Using USA as an example, Merton outlines his theory as follows. Members of American Society share the major values of American culture. In particular they share the goal of success for which they all strive and which is largely measured in terms of wealth and material possessions. The 'American Dream' states that all members of society have an equal opportunity of achieving success, of owning a Cadillac, a Beverley Hills mansion and a substantial bank balance. In all societies there are institutionalized means of reaching culturally defined goals. In America the accepted ways of achieving success are through educational qualifications, talent, hard work, drive, determination and ambition. In a balanced society an equal emphasis is placed upon both cultural goals and institutionalized means, and members are satisfied with both. But in America great importance is attached to success and relatively less importance is given to the accepted ways of achieving success. As such, American society is unstable, unbalanced. There is a tendency to reject the 'rules of the game' and to strive for success by all available means. The situation becomes like a game of cards in which winning becomes so important that the rules are abandoned by some of the players.

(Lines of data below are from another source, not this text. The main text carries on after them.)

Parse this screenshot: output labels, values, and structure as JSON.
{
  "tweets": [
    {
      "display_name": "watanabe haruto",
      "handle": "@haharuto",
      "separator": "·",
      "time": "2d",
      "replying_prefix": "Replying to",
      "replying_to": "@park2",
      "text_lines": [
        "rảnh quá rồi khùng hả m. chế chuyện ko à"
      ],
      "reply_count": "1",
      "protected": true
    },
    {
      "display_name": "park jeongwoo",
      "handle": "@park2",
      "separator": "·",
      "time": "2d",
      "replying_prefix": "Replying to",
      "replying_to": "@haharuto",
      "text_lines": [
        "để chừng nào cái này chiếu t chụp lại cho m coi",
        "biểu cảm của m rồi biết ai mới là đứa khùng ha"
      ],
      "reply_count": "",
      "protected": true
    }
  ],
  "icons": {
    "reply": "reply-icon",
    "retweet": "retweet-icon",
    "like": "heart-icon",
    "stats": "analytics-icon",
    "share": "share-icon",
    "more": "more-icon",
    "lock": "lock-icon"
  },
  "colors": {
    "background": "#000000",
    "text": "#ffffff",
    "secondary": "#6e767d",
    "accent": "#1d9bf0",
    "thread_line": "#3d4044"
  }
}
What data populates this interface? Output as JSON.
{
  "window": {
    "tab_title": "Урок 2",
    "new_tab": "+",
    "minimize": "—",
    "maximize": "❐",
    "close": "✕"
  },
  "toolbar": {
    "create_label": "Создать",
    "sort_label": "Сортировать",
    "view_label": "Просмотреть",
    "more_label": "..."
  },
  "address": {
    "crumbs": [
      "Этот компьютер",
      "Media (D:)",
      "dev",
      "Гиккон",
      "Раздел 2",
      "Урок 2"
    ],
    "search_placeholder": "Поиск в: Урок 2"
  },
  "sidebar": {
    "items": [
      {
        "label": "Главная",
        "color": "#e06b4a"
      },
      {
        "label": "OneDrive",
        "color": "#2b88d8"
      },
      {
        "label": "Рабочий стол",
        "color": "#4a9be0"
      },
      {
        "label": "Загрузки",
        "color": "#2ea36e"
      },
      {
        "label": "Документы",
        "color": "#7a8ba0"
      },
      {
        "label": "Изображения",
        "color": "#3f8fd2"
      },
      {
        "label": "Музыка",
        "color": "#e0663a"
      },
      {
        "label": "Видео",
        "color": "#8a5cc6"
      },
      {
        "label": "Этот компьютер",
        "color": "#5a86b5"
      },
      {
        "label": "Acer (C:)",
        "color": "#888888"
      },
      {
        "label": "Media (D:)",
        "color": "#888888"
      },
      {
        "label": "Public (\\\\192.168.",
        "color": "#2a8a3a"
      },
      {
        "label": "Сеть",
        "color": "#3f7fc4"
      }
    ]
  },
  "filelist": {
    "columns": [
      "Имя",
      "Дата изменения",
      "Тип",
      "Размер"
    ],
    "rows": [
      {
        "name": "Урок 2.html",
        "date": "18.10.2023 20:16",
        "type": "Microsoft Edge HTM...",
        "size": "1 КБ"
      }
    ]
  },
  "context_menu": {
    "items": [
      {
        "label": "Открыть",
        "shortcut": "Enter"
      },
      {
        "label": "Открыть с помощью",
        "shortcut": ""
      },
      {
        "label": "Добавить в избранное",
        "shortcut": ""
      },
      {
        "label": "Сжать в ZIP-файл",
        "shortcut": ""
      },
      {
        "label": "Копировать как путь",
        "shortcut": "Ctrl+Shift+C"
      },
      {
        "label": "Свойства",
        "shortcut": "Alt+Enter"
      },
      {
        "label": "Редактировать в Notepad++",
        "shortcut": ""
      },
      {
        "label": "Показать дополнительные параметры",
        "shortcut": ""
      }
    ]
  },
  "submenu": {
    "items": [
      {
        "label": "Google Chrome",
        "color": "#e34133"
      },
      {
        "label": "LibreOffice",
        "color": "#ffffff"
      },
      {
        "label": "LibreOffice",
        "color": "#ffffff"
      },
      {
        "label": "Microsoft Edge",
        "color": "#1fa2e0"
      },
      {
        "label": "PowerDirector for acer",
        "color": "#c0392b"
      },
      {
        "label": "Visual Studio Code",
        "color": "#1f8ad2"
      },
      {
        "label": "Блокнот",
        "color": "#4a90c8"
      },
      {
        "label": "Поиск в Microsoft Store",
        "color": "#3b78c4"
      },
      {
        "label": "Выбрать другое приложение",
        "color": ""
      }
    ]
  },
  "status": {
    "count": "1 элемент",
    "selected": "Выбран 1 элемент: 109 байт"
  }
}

When rules cease to operate a situation of normlessness or 'anomie' results. In this situation of anything norms no longer direct behavior and deviance is encouraged. However, individuals will respond to a situation of anomie in different ways. In particular, their reaction will be shaped by their position in the social structure. Merton outlines five possible ways in which members of American society can respond to success goals. The first and most common response is conformity. Members of society conform both to success goals and the normative means of reaching them. A second response is 'innovation'. This response rejects normative means of achieving success and turns to deviant means, crime in particular. Merton argues that members of the lower social strata are most likely to select this route to success.

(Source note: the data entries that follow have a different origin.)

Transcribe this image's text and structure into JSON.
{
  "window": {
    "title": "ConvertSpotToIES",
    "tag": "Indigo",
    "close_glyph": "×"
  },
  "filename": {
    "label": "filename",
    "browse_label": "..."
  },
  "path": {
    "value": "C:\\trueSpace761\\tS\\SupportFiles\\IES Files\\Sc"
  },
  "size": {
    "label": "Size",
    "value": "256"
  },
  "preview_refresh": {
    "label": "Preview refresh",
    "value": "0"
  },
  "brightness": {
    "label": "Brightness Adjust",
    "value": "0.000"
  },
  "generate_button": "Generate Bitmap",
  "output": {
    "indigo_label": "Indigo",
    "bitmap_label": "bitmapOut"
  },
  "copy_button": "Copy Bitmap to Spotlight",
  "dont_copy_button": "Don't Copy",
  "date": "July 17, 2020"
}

Merton uses the term 'ritualism' to describe the third possible response. Those who select this alternative are deviant because they have largely abandoned the commonly held success goals. The pressure to adopt this alternative is greatest on members of the lower middle class. Their occupations provide less opportunity for success than those of other members of the middle class. However, compared o members of the working class, they have been strongly socialized to conform to social norms. This prevents them from turning to crime. Unable to innovate and with jobs that offer little opportunity for advancement, their only solution is to scale down or abandon their success goals. Merton terms the fourth and least common response, 'retreatism'. It applies to psychotics, artists, pariahs, drug addicts. They have strongly internalized both the cultural goals and the institutionalized means but is unable to achieve success. They resolve the conflict of their situation by abandoning both the goals and the means of reaching them. They are unable to cope with challenges and drop out of society defeated and resigned to their failure. They are deviant in two ways: they have rejected both the cultural goals and the institutionalized means. Merton does not relate retreatism to social class position. Rebellion forms the fifth and final response. It is a rejection of both the success goals and the institutionalized means and their replacement by different goals and means. Those who adopt this alternative want to create a new society. Thus urban guerillas in Western European capitalist societies adopt deviant means- terrorism- to reach deviant goals such as a communist society. Merton argues that it is typically members of a rising class rather than the most depressed strata who organize the resentful and rebellious into a revolutionary group.

To summarize, Merton claims that his analysis shows how the culture and structure of society generates deviance.